Johnny waited for her to say more, but she said nothing. “Cured?” he asked. “What do you mean cured?”
“All those tests, that’s what they were for. I’m cured.”
“Those tests were not treatments. They were tests. They wouldn’t cure anything.”
“I know they were tests. And they mean I don’t have AIDS anymore. The virus is gone. That’s what Doctor Norstar told me.”
Johnny took one step closer, then stopped. Dempsey went on talking. “The tests—they were to make sure. She suspected it, but didn’t want to say anything—you know—get my hopes up. But now she knows. I mean—I’m negative. There’s no evidence of the virus—anywhere in my body. And they looked for it everywhere. All those tests. I’m cured, she said.”
Johnny waited for the streak of terror shooting through him to complete its course. To settle quietly in the ends of his hair, in the bristle of his chin. The dementia had come. Dempsey was losing her reason and nothing could stop it. The tests, the endless tests, the endless repeated tests had searched it out and had found it at last. Doctor Norstar must have seen the symptoms earlier, symptoms Johnny had no way of suspecting, symptoms in behavior, symptoms in the blood, in the spine, in the brain. And this was the chosen way for Dempsey to make it known to him. This was the chosen moment to let him know that the final horror had arrived and was dwelling in her brain. Whatever Doctor Norstar may have said, this is what Dempsey had chosen to hear and tell him. That she was cured, that she was not sick, that she would not die.

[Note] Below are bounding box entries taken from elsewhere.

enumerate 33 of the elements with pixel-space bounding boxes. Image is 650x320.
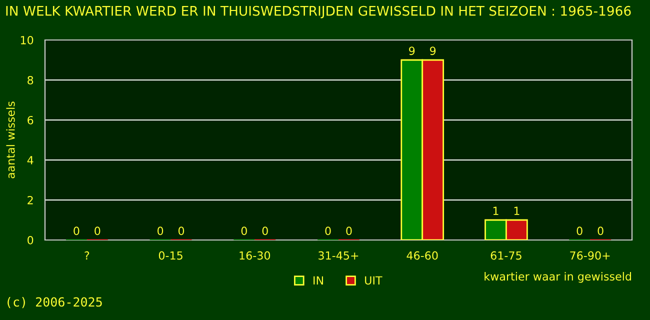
- x-tick-label: ?: [84, 251, 90, 260]
- legend-label: IN: [314, 276, 323, 284]
- y-axis-title: aantal wissels: [6, 102, 15, 178]
- data-label: 0: [74, 226, 80, 236]
- data-label: 0: [178, 226, 184, 236]
- y-tick-label: 6: [28, 116, 34, 124]
- data-label: 0: [576, 226, 582, 236]
- x-tick-label: 16-30: [240, 251, 270, 260]
- y-tick-label: 10: [20, 36, 34, 44]
- data-label: 9: [409, 46, 415, 56]
- x-tick-label: 46-60: [406, 251, 438, 260]
- data-label: 0: [241, 226, 247, 236]
- data-label: 0: [346, 226, 352, 236]
- data-label: 1: [514, 206, 520, 215]
- text: (c) 2006-2025: [8, 297, 102, 308]
- data-label: 0: [262, 226, 268, 236]
- y-tick-label: 2: [28, 196, 33, 204]
- data-label: 0: [598, 226, 604, 236]
- legend-label: UIT: [365, 276, 382, 285]
- y-tick-label: 4: [27, 156, 34, 164]
- data-label: 1: [493, 206, 498, 215]
- y-tick-label: 0: [28, 236, 34, 244]
- x-tick-label: 61-75: [490, 251, 522, 260]
- x-tick-label: 31-45+: [318, 251, 358, 260]
- x-axis-title: kwartier waar in gewisseld: [484, 272, 631, 283]
- x-tick-label: 0-15: [158, 251, 182, 260]
- data-label: 9: [430, 46, 436, 56]
- x-tick-label: 76-90+: [570, 251, 610, 260]
- chart-title: IN WELK KWARTIER WERD ER IN THUISWEDSTRIJDEN GEWISSELD IN HET SEIZOEN : 1965-1966: [6, 6, 631, 18]
- y-tick-label: 8: [28, 76, 34, 84]
- data-label: 0: [158, 226, 164, 236]
- data-label: 0: [325, 226, 331, 236]
- data-label: 0: [94, 226, 100, 236]
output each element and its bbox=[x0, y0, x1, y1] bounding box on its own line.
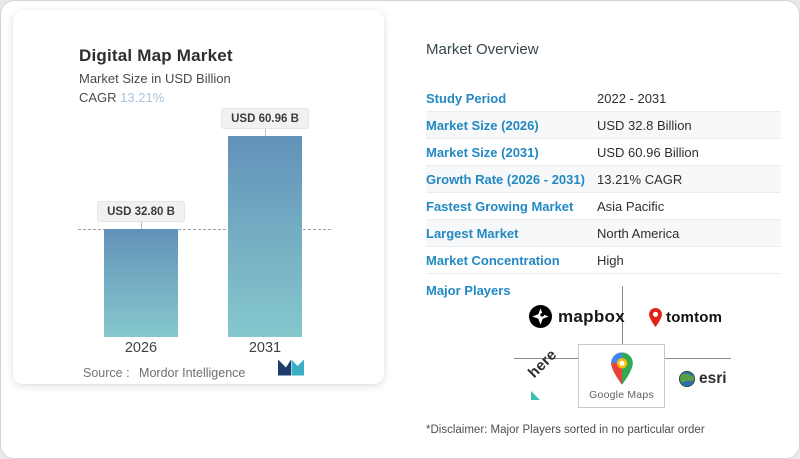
google-maps-label: Google Maps bbox=[589, 388, 654, 401]
row-value: USD 60.96 Billion bbox=[597, 144, 699, 160]
table-row: Study Period 2022 - 2031 bbox=[426, 85, 781, 112]
bar-2031 bbox=[228, 136, 302, 337]
here-wordmark: here bbox=[524, 346, 561, 382]
tomtom-pin-icon bbox=[649, 308, 662, 327]
market-chart-card: Digital Map Market Market Size in USD Bi… bbox=[13, 10, 384, 384]
google-maps-box: Google Maps bbox=[578, 344, 665, 408]
mapbox-logo: mapbox bbox=[529, 305, 625, 328]
mapbox-wordmark: mapbox bbox=[558, 306, 625, 326]
row-label: Largest Market bbox=[426, 225, 519, 241]
row-label: Fastest Growing Market bbox=[426, 198, 574, 214]
table-row: Market Size (2031) USD 60.96 Billion bbox=[426, 139, 781, 166]
cagr-label: CAGR bbox=[79, 90, 117, 105]
esri-logo: esri bbox=[679, 370, 727, 388]
bar-2026 bbox=[104, 229, 178, 337]
row-label: Market Size (2026) bbox=[426, 117, 539, 133]
esri-globe-icon bbox=[679, 371, 695, 387]
tomtom-logo: tomtom bbox=[649, 308, 722, 327]
row-value: Asia Pacific bbox=[597, 198, 665, 214]
bar-label-connector bbox=[141, 222, 142, 229]
row-label: Market Size (2031) bbox=[426, 144, 539, 160]
players-vertical-divider bbox=[622, 286, 623, 344]
overview-title: Market Overview bbox=[426, 41, 539, 58]
row-value: High bbox=[597, 252, 624, 268]
table-row: Largest Market North America bbox=[426, 220, 781, 247]
table-row: Market Size (2026) USD 32.8 Billion bbox=[426, 112, 781, 139]
google-maps-pin-icon bbox=[610, 352, 633, 384]
row-value: North America bbox=[597, 225, 680, 241]
table-row: Fastest Growing Market Asia Pacific bbox=[426, 193, 781, 220]
mordor-intelligence-logo-icon bbox=[278, 359, 304, 376]
disclaimer-text: *Disclaimer: Major Players sorted in no … bbox=[426, 424, 705, 436]
here-logo: here bbox=[525, 346, 581, 403]
table-row: Growth Rate (2026 - 2031) 13.21% CAGR bbox=[426, 166, 781, 193]
source-label: Source : bbox=[83, 366, 130, 380]
chart-subtitle: Market Size in USD Billion bbox=[79, 71, 231, 86]
reference-dashed-line bbox=[78, 229, 331, 230]
overview-table: Study Period 2022 - 2031 Market Size (20… bbox=[426, 85, 781, 274]
mapbox-icon bbox=[529, 305, 552, 328]
row-value: USD 32.8 Billion bbox=[597, 117, 692, 133]
esri-wordmark: esri bbox=[699, 370, 727, 387]
source-value: Mordor Intelligence bbox=[139, 366, 246, 380]
chart-title: Digital Map Market bbox=[79, 46, 233, 65]
x-tick-2026: 2026 bbox=[124, 340, 158, 356]
cagr-value: 13.21% bbox=[120, 90, 165, 105]
chart-header: Digital Map Market Market Size in USD Bi… bbox=[79, 46, 233, 105]
table-row: Market Concentration High bbox=[426, 247, 781, 274]
row-label: Market Concentration bbox=[426, 252, 560, 268]
major-players-label: Major Players bbox=[426, 283, 511, 298]
row-value: 2022 - 2031 bbox=[597, 90, 667, 106]
bar-value-badge: USD 60.96 B bbox=[221, 108, 309, 129]
bar-label-connector bbox=[265, 129, 266, 136]
bar-value-badge: USD 32.80 B bbox=[97, 201, 185, 222]
row-label: Growth Rate (2026 - 2031) bbox=[426, 171, 585, 187]
row-value: 13.21% CAGR bbox=[597, 171, 683, 187]
x-tick-2031: 2031 bbox=[248, 340, 282, 356]
here-triangle-icon bbox=[531, 391, 540, 400]
tomtom-wordmark: tomtom bbox=[666, 309, 723, 326]
chart-cagr: CAGR 13.21% bbox=[79, 90, 233, 105]
source-row: Source : Mordor Intelligence bbox=[83, 366, 245, 380]
row-label: Study Period bbox=[426, 90, 507, 106]
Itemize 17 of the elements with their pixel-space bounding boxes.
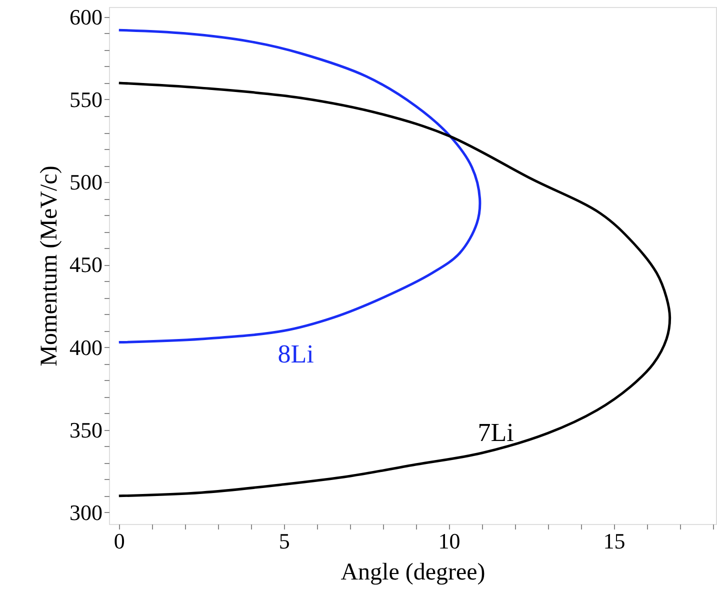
- x-axis-title: Angle (degree): [340, 560, 486, 586]
- y-tick-label: 350: [70, 417, 102, 442]
- y-tick-label: 550: [70, 87, 102, 112]
- x-tick-label: 5: [278, 528, 290, 554]
- y-tick-label: 600: [70, 4, 102, 30]
- series-label: 7Li: [478, 418, 514, 447]
- y-tick-label: 500: [70, 170, 102, 195]
- y-axis-title: Momentum (MeV/c): [36, 166, 62, 366]
- x-tick-label: 15: [603, 528, 626, 554]
- x-tick-label: 0: [114, 528, 125, 554]
- line-series: [118, 82, 672, 498]
- y-tick-label: 400: [70, 334, 102, 360]
- y-tick-label: 300: [70, 500, 102, 525]
- series-label: 8Li: [278, 340, 314, 369]
- y-tick-label: 450: [70, 252, 102, 278]
- line-series: [118, 28, 482, 344]
- x-tick-label: 10: [438, 528, 460, 554]
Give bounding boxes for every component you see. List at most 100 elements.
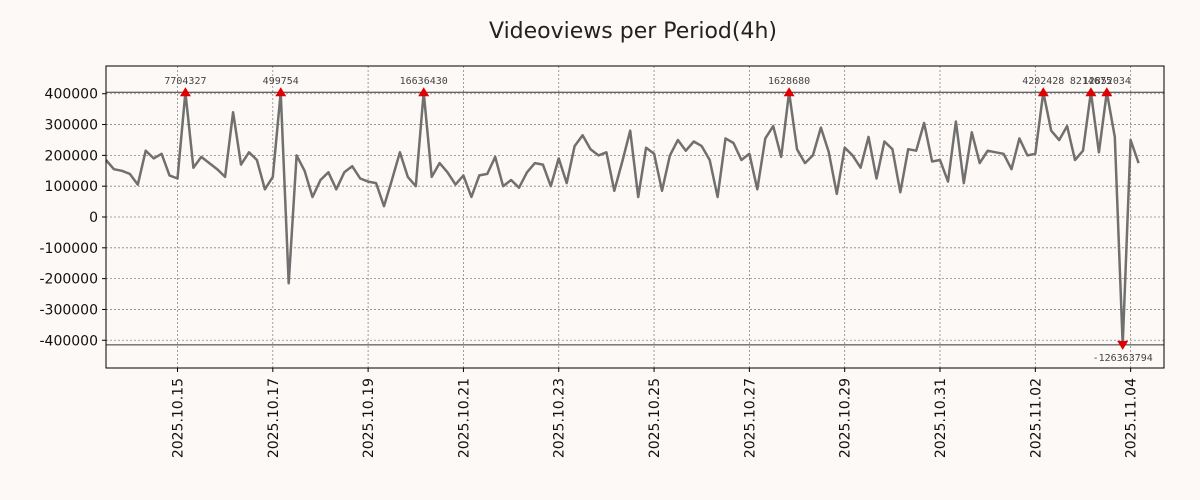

And to support her claim, she had asked him about the prayer. The connections available to the disconnecting mind, the summoned logic, the dazzling, darting thoughts, sparking from one point to another, a pattern of sanity, a web of reason in which to entangle those too stunned, too caring to make a quick escape. He must keep himself free of the web. He must not address the warped logic; he must not be deceived by the cunning patterns that disguised the madness within.
“That’s wonderful,” he said. “You’re cured.”
“You don’t believe me. That’s all right. I don’t believe it either. But it’s true.”
“Why wouldn’t I believe you?”
“Why should you? Why me? It can’t be you and your prayer. You don’t believe that, do you?”
“No, of course not.” He started toward her. Dempsey drew herself up in the chair.
“Stay there. Please. Don’t come near me.”
“I’m not near you.”
“You are. You’re too close.”
Johnny stayed where he was. Dempsey, he now knew, would be taken from him. She had gone mad. She would be put into the care of those trained to handle patients in dementia. He would lose her; she was lost already. His one wish would be denied. He would not be able to care for her to the very end. He might not be the last man she would see, would touch, in this life. All that he had wanted, all that had been promised from the day she let him come back to her, would never be his again. She had escaped. She had found a way to leave him again. She had retreated into herself. What he had hoped for, his great reward, would never be given to him now.